America’s infrastructure—its bridges and roads, public buildings, mass transit systems, water and waste management systems, information delivery systems, power grids, dams, and pipelines—is crumbling. Trillions of dollars are needed to rebuild the country’s public works, and recent catastrophic failures, like the 2007 collapse of a Minneapolis bridge and the 2010 gas line explosion in San Bruno, California, underscore the need for action. Bursting water mains, congested airports, decaying schools, and a disemboweled railway system are further examples of the ways in which our infrastructure is flawed, inadequate, and obsolete.
The problem with America’s infrastructure, however, runs deeper than its dilapidation. In fact, the biggest problem lies not with its condition, but with the outdated philosophy that underlies it. Most of the physical infrastructure we live with was imagined and built in an era when economic growth was assumed to be a God-given right, natural resources seemed limitless, Manifest Destiny carried the day, and no one had ever heard of climate change. Today, as federal subsidies plunge and the concentration of carbon dioxide in the atmosphere surges past four hundred parts per million, that philosophy of how the world works has been revealed as faulty. And every day it feels a little faultier.
But that old philosophy pervades the physical infrastructure that surrounds us. It is always there—in hundreds of thousands of miles of highways and bridges that demand constant repair; in the energy inefficiency of public buildings; in the absence of high-speed rail service (the United States is the only developed nation without it); in communities whose design mandates the use of automobiles; in the absence of meaningful mass transportation; in water-management systems whose designers never considered that water might become scarce; in food-production systems that rely on factory farms and the use of refrigerated trucks to carry food across the country. More and more people are embracing a new philosophy of how the world works—one that is both hopeful and realistic—but our obsolete infrastructure locks all of us into living out the bad practices and bad habits of the past.
The nature of this problem is overwhelming, to be sure, but that has not stopped citizens, organizations, and communities all across the country from beginning to understand the critical need to reimagine infrastructure—and the opportunity that such reimagining creates for putting a new philosophy into practice. They are not talking about repairs and retrofits, because they know that is not going to be sufficient. Thanks to the inadequacies (call them fantasies, if you want) of the old system, we are starting from scratch—or worse than scratch, given how entrenched our current infrastructure is, and how intertwined our lives are with it. And while the creation of new systems of infrastructure will be dauntingly complex and challenging, it gives us a chance to right the wrongs of the past.
With this issue, Orion inaugurates Reimagining Infrastructure, a two-year project that explores the ways in which America’s infrastructure is changing to meet the needs of future generations.

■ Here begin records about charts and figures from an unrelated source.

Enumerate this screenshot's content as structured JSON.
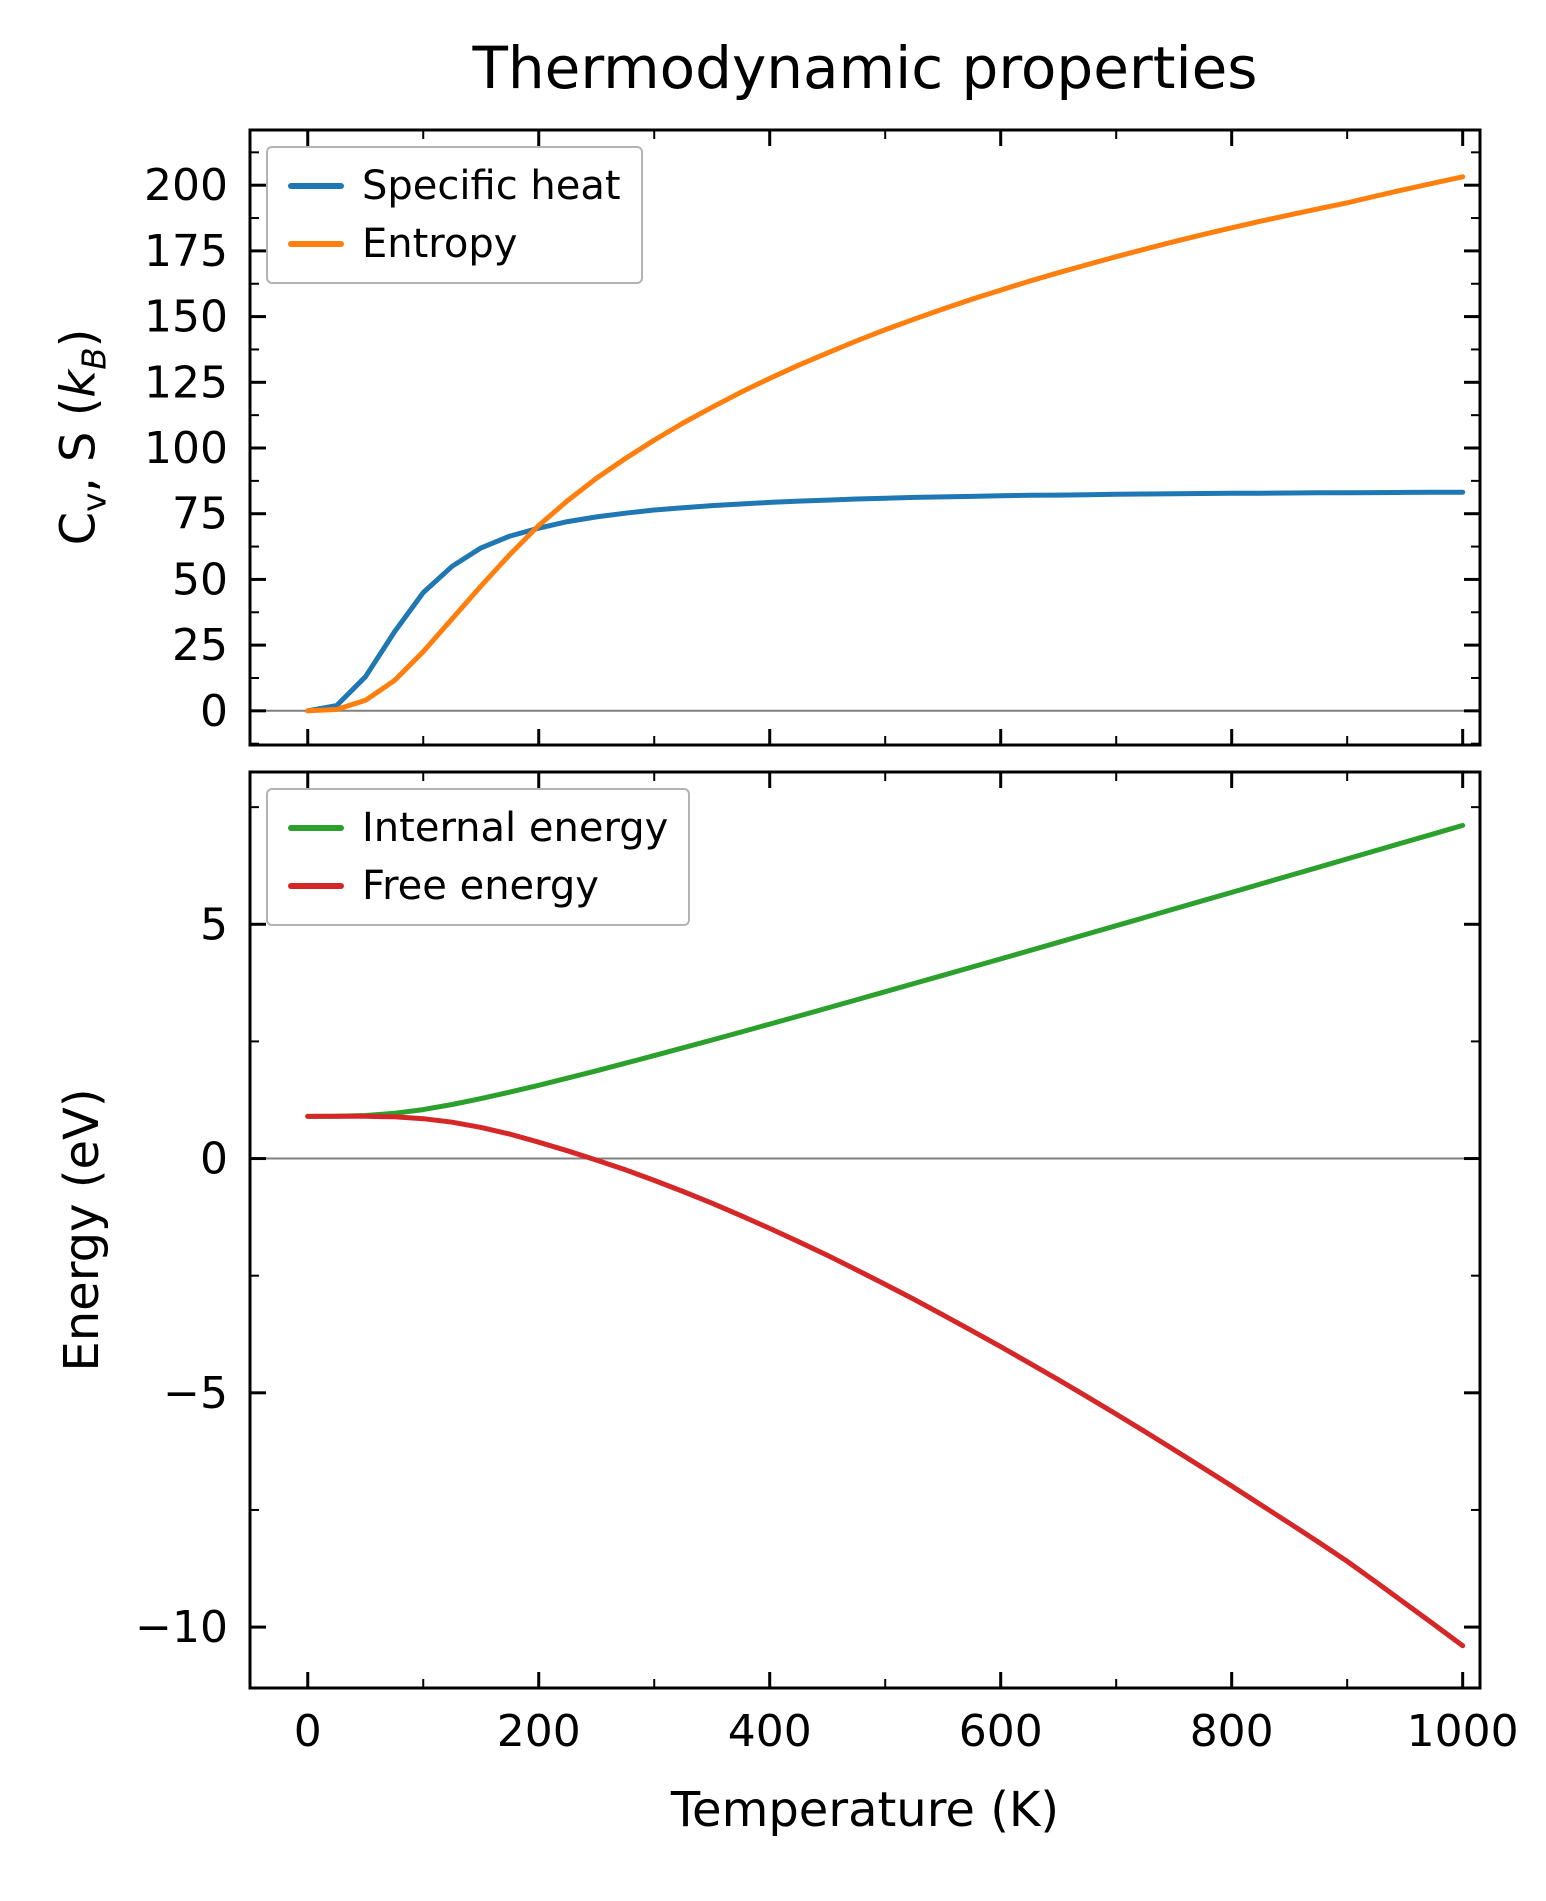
{
  "title": "Thermodynamic properties",
  "chart_data": [
    {
      "type": "line",
      "ylabel": "Cv, S (kB)",
      "ylabel_parts": {
        "main": "C",
        "main_sub": "v",
        "mid": ", S (",
        "k": "k",
        "k_sub": "B",
        "close": ")"
      },
      "x": [
        0,
        25,
        50,
        75,
        100,
        125,
        150,
        175,
        200,
        225,
        250,
        275,
        300,
        325,
        350,
        375,
        400,
        425,
        450,
        475,
        500,
        525,
        550,
        575,
        600,
        625,
        650,
        675,
        700,
        725,
        750,
        775,
        800,
        825,
        850,
        875,
        900,
        925,
        950,
        975,
        1000
      ],
      "series": [
        {
          "name": "Specific heat",
          "color": "#1f77b4",
          "values": [
            0,
            2,
            13,
            30,
            45,
            55,
            62,
            66.5,
            69.5,
            72,
            73.8,
            75.2,
            76.4,
            77.3,
            78.1,
            78.7,
            79.3,
            79.8,
            80.2,
            80.6,
            80.9,
            81.2,
            81.4,
            81.6,
            81.8,
            82,
            82.1,
            82.25,
            82.4,
            82.5,
            82.6,
            82.7,
            82.75,
            82.8,
            82.9,
            82.95,
            83,
            83.05,
            83.1,
            83.15,
            83.2
          ]
        },
        {
          "name": "Entropy",
          "color": "#ff7f0e",
          "values": [
            0,
            0.5,
            4,
            11.5,
            22.5,
            35,
            47.5,
            59.5,
            70.5,
            80,
            88.5,
            96,
            103,
            109.5,
            115.5,
            121.2,
            126.5,
            131.5,
            136.2,
            140.7,
            145,
            149,
            152.9,
            156.6,
            160.1,
            163.5,
            166.7,
            169.8,
            172.8,
            175.7,
            178.5,
            181.2,
            183.8,
            186.3,
            188.7,
            191,
            193.3,
            195.9,
            198.4,
            200.8,
            203.2
          ]
        }
      ],
      "xlim": [
        -50,
        1015
      ],
      "ylim": [
        -13,
        221
      ],
      "xticks": [
        0,
        200,
        400,
        600,
        800,
        1000
      ],
      "xtick_labels": [
        "0",
        "200",
        "400",
        "600",
        "800",
        "1000"
      ],
      "yticks": [
        0,
        25,
        50,
        75,
        100,
        125,
        150,
        175,
        200
      ],
      "ytick_labels": [
        "0",
        "25",
        "50",
        "75",
        "100",
        "125",
        "150",
        "175",
        "200"
      ],
      "show_xtick_labels": false,
      "zero_line": true,
      "grid": false,
      "legend": {
        "position": "upper left"
      }
    },
    {
      "type": "line",
      "xlabel": "Temperature (K)",
      "ylabel": "Energy (eV)",
      "x": [
        0,
        25,
        50,
        75,
        100,
        125,
        150,
        175,
        200,
        225,
        250,
        275,
        300,
        325,
        350,
        375,
        400,
        425,
        450,
        475,
        500,
        525,
        550,
        575,
        600,
        625,
        650,
        675,
        700,
        725,
        750,
        775,
        800,
        825,
        850,
        875,
        900,
        925,
        950,
        975,
        1000
      ],
      "series": [
        {
          "name": "Internal energy",
          "color": "#2ca02c",
          "values": [
            0.9,
            0.902,
            0.918,
            0.965,
            1.045,
            1.153,
            1.279,
            1.418,
            1.564,
            1.717,
            1.873,
            2.034,
            2.197,
            2.363,
            2.53,
            2.699,
            2.869,
            3.041,
            3.213,
            3.386,
            3.56,
            3.735,
            3.91,
            4.086,
            4.262,
            4.438,
            4.615,
            4.792,
            4.969,
            5.147,
            5.325,
            5.503,
            5.681,
            5.859,
            6.038,
            6.216,
            6.395,
            6.574,
            6.753,
            6.932,
            7.111
          ]
        },
        {
          "name": "Free energy",
          "color": "#d62728",
          "values": [
            0.9,
            0.901,
            0.901,
            0.891,
            0.851,
            0.776,
            0.665,
            0.521,
            0.349,
            0.166,
            -0.034,
            -0.241,
            -0.466,
            -0.704,
            -0.953,
            -1.218,
            -1.491,
            -1.775,
            -2.068,
            -2.373,
            -2.687,
            -3.006,
            -3.336,
            -3.674,
            -4.015,
            -4.367,
            -4.722,
            -5.084,
            -5.454,
            -5.829,
            -6.211,
            -6.598,
            -6.989,
            -7.386,
            -7.782,
            -8.185,
            -8.596,
            -9.04,
            -9.49,
            -9.94,
            -10.4
          ]
        }
      ],
      "xlim": [
        -50,
        1015
      ],
      "ylim": [
        -11.3,
        8.25
      ],
      "xticks": [
        0,
        200,
        400,
        600,
        800,
        1000
      ],
      "xtick_labels": [
        "0",
        "200",
        "400",
        "600",
        "800",
        "1000"
      ],
      "yticks": [
        -10,
        -5,
        0,
        5
      ],
      "ytick_labels": [
        "−10",
        "−5",
        "0",
        "5"
      ],
      "show_xtick_labels": true,
      "zero_line": true,
      "grid": false,
      "legend": {
        "position": "upper left"
      }
    }
  ]
}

In the next twelve issues of the magazine, you’ll find feature articles and visual art that describe and showcase projects from around the country that are setting a new bar for how we think about infrastructure. You’ll learn about the ways in which government, private enterprises, local communities, and grassroots groups are coming together to create an approach to decision making that puts a premium on sustainability, community engagement, and innovation. And on a sense of opportunity as well, because the opportunity to rethink how infrastructure can help create a better future may not be one we can afford to pass up.